情報通信技術が教育に及ぼす影響は大きい.ここでは,eラーニングの学習環境やコンテンツの作成にかかわる3氏に話を伺った.今,注目されているMOOCを始め,それを支えるプラットフォームの翻訳,コンテンツのディレクションや標準化などについて,各氏の経験に基づくノウハウなどが語られた.

竹村 本日は「ICTと教育」という特集号で招待論文を書いていただいた3名の方に来ていただいて,お話を伺いたいと思います.

 最初に自己紹介を兼ねて,現在のご所属と,ICTと教育に関してどういう立場でかかわっていらっしゃるかというのを簡単にご紹介いただけますか.では,常盤先生からお願いします.

常盤祐司氏
常盤祐司氏
法政大学 情報メディア教育研究センター教授.石川島播磨重工業(株)(現,(株)IHI),日本アイ・ビー・エム(株)を経て2005年より現職.大学における教育・研究・事務・経営システムの研究およびオープンソースソフトウェアを中心としたシステム開発に従事.

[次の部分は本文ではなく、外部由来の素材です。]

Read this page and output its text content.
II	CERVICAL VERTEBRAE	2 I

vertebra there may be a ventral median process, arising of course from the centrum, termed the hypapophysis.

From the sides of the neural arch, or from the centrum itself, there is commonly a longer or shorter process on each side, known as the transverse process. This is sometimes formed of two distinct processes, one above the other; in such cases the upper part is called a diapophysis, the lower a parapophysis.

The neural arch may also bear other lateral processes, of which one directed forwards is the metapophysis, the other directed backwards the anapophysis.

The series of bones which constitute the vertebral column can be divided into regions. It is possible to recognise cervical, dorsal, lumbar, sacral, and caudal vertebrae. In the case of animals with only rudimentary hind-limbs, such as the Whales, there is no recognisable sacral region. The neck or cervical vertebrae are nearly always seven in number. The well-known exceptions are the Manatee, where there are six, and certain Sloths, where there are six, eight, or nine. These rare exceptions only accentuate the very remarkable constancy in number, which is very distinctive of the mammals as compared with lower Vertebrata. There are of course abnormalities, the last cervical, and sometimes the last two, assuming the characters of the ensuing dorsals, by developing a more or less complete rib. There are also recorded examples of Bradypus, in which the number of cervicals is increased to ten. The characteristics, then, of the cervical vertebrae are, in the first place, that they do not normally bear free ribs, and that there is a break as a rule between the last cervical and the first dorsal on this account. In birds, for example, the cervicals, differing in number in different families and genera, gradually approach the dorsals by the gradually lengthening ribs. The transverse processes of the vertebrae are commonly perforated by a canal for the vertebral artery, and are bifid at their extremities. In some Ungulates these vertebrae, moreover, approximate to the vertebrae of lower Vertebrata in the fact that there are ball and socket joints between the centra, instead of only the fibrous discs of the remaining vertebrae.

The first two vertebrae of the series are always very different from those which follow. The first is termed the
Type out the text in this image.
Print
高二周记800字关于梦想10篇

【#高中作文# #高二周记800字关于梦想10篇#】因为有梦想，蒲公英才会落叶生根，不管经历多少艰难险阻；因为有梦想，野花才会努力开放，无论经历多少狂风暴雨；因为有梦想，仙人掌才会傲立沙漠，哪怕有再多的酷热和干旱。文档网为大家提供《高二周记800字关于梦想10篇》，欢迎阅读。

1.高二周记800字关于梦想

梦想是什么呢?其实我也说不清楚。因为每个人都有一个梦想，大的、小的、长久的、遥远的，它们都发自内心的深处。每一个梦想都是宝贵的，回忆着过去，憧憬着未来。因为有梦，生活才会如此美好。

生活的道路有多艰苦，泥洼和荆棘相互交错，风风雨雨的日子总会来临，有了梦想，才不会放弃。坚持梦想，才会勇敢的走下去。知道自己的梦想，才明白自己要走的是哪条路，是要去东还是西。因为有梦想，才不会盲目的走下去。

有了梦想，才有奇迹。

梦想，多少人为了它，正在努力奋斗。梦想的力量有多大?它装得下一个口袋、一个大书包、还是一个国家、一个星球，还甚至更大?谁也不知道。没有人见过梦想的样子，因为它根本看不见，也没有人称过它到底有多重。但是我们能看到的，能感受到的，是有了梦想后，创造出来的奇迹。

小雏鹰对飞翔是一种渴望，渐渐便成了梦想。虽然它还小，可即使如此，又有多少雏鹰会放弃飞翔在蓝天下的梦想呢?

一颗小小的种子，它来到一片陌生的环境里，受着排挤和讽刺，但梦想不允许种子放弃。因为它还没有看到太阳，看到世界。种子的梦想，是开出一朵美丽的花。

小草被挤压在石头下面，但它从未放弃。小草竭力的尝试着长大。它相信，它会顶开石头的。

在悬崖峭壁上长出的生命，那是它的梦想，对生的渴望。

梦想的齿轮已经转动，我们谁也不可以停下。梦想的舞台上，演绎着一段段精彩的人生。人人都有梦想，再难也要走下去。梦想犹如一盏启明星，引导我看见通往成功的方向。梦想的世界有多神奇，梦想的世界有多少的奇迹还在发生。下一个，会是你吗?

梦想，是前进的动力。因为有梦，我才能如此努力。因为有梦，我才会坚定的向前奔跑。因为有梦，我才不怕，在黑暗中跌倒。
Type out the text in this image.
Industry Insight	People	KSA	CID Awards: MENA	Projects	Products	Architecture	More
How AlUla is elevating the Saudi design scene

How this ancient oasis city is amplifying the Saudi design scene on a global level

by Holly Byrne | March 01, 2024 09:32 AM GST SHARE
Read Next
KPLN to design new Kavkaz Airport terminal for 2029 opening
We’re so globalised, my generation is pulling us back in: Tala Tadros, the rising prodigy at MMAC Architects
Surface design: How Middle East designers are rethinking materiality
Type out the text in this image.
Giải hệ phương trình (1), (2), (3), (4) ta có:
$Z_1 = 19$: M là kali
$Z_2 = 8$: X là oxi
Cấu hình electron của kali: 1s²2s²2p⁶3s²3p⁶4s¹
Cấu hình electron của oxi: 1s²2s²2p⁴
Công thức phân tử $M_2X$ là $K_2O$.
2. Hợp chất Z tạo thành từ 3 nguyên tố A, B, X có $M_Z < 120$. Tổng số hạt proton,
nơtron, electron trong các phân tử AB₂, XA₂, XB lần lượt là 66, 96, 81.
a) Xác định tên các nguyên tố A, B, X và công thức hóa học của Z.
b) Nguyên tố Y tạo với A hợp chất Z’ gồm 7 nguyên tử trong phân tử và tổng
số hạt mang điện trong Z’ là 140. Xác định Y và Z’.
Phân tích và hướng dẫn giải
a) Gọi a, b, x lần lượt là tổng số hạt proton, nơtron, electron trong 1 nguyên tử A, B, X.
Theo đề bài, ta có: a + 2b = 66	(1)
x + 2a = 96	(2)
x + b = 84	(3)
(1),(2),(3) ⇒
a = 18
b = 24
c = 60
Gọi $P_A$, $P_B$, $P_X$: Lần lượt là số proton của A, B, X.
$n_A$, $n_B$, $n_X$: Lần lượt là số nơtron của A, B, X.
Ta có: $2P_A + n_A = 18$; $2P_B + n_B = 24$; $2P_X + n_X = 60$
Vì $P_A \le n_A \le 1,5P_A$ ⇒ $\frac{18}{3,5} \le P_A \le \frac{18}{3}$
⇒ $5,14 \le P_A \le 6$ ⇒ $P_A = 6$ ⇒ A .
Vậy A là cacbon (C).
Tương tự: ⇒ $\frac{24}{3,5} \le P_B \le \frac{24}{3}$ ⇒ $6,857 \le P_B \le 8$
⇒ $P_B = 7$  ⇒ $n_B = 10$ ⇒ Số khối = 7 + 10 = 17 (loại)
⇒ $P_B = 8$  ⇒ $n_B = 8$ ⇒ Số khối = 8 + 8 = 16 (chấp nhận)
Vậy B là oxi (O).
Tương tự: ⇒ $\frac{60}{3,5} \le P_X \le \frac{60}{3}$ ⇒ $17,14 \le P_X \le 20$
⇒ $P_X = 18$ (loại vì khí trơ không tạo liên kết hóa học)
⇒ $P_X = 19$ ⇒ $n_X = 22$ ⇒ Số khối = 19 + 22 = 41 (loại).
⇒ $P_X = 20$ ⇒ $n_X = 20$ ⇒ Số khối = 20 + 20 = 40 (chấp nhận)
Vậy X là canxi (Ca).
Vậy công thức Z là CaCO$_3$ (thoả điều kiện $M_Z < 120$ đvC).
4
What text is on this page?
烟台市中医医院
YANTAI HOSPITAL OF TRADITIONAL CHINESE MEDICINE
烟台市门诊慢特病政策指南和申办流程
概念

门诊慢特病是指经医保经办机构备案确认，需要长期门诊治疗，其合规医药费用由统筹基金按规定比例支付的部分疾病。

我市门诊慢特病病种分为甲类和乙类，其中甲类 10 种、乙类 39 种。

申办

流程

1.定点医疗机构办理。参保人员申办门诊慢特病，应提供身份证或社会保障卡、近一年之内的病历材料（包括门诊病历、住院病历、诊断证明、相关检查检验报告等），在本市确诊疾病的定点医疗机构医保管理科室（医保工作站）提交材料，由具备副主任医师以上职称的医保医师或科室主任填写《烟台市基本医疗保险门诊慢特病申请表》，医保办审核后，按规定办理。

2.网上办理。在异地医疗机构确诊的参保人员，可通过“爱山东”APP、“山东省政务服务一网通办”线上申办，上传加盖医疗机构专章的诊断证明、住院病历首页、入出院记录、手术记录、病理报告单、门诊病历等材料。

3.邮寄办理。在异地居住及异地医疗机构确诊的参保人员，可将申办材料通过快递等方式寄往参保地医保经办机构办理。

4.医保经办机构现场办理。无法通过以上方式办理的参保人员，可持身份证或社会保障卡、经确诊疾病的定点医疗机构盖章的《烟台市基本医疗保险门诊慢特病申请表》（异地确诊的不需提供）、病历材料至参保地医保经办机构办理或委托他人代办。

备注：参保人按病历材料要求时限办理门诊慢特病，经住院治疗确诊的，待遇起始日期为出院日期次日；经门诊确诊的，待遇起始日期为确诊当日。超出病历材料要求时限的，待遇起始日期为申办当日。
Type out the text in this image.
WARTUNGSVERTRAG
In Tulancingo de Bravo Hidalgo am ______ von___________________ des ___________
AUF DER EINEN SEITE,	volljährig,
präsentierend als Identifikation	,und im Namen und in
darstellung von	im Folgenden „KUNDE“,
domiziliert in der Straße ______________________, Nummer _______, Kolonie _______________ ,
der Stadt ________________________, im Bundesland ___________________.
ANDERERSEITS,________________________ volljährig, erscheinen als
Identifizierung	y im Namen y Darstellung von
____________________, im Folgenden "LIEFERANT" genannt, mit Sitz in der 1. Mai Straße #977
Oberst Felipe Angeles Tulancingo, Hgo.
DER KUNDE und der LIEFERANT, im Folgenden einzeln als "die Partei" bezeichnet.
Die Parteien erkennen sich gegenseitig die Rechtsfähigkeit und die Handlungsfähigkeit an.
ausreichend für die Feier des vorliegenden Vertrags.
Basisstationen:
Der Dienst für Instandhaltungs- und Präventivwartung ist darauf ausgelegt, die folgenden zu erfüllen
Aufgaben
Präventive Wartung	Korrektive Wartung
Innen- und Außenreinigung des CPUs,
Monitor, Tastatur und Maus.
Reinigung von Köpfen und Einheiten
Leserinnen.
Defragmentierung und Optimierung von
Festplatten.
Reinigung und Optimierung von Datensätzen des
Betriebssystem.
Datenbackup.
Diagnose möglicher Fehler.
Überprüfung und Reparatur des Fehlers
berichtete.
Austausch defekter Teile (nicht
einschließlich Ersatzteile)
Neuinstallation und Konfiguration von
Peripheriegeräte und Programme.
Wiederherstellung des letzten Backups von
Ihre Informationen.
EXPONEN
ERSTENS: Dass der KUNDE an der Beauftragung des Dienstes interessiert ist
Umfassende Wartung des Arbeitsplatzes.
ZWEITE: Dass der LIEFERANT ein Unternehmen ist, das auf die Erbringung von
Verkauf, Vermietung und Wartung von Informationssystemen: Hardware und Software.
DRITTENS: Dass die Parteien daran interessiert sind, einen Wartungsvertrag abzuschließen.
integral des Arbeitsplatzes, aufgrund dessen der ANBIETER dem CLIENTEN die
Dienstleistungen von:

常盤 法政大学の常盤と申します.所属は情報メディア教育研究センターです.その研究センターのミッションとして,ITを活用した教育および研究支援をしています.

 約10年にわたってeラーニングにかかわるシステム開発・研究をしてきましたが,それだけではなかなかうまく学内には展開できないということが分かってきました.法政大学ではFD推進センターという,FD(Faculty Development)を担当するセンターが2005年にできました.そこはシステムを開発するというミッションを持っていません.ただし,FDではITを活用した教育改善もあるので,次第にFD推進センターにもかかわるようになってきました.このような体制になると,研究センターで開発したシステムを,FD推進センターが学内展開していくという役割分担が形成され,両センターが両輪となってITを活用したFDがうまく回り出したと思っています.

竹村 では,重田先生,お願いします.

重田勝介氏
重田勝介氏
北海道大学情報基盤センター准教授ならびに高等教育推進機構オープンエデュケーションセンター副センター長.大阪大学大学院卒(博士人間科学).東京大学助教,UCバークレー客員研究員を経て現職.研究分野は教育工学・オープンエデュケーション.

重田 北海道大学の重田と申します.

 私は教育工学の研究者で,教育環境にICTを導入した実践研究の評価や,ここ4~5年はオープンエデュケーションの動向調査をし,私自身,今年の夏にJMOOCでMOOCを開きまして,そういう実践をやっています.

 所属は2つありまして,1つ目は情報基盤センターで,大学の中の教育情報システムの運用にかかわっております.

 もう1つの方が今回のデジタルプラクティスの論文にかかわる部分なのですけれども,高等教育推進機構という,全学教育を支援する組織の中に,オープンエデュケーションセンターというのがこの4月にできまして,副センター長をやらせていただいております.

 北大に来る前は,東京大学でオープンコースウェアの仕事をしておりまして,北海道大学ではこの4月から,教育のオープン化の仕事や,いわゆるOER(Open Education Resources)と呼ばれる,オープン教育資源,オープン教材というものを,学内の教育に利活用することで教育の質を高めることを全学的に支援しています.

 センターでは,学内の先生方にも協力いただいて,普段の授業で使うことができるようなオープン教材をつくって,それを使った授業づくりを一緒にしています.そのためにセンターの中にある映像制作や著作権処理,Web制作を行うスタッフと一緒に,先生方をバックアップするということもやっています.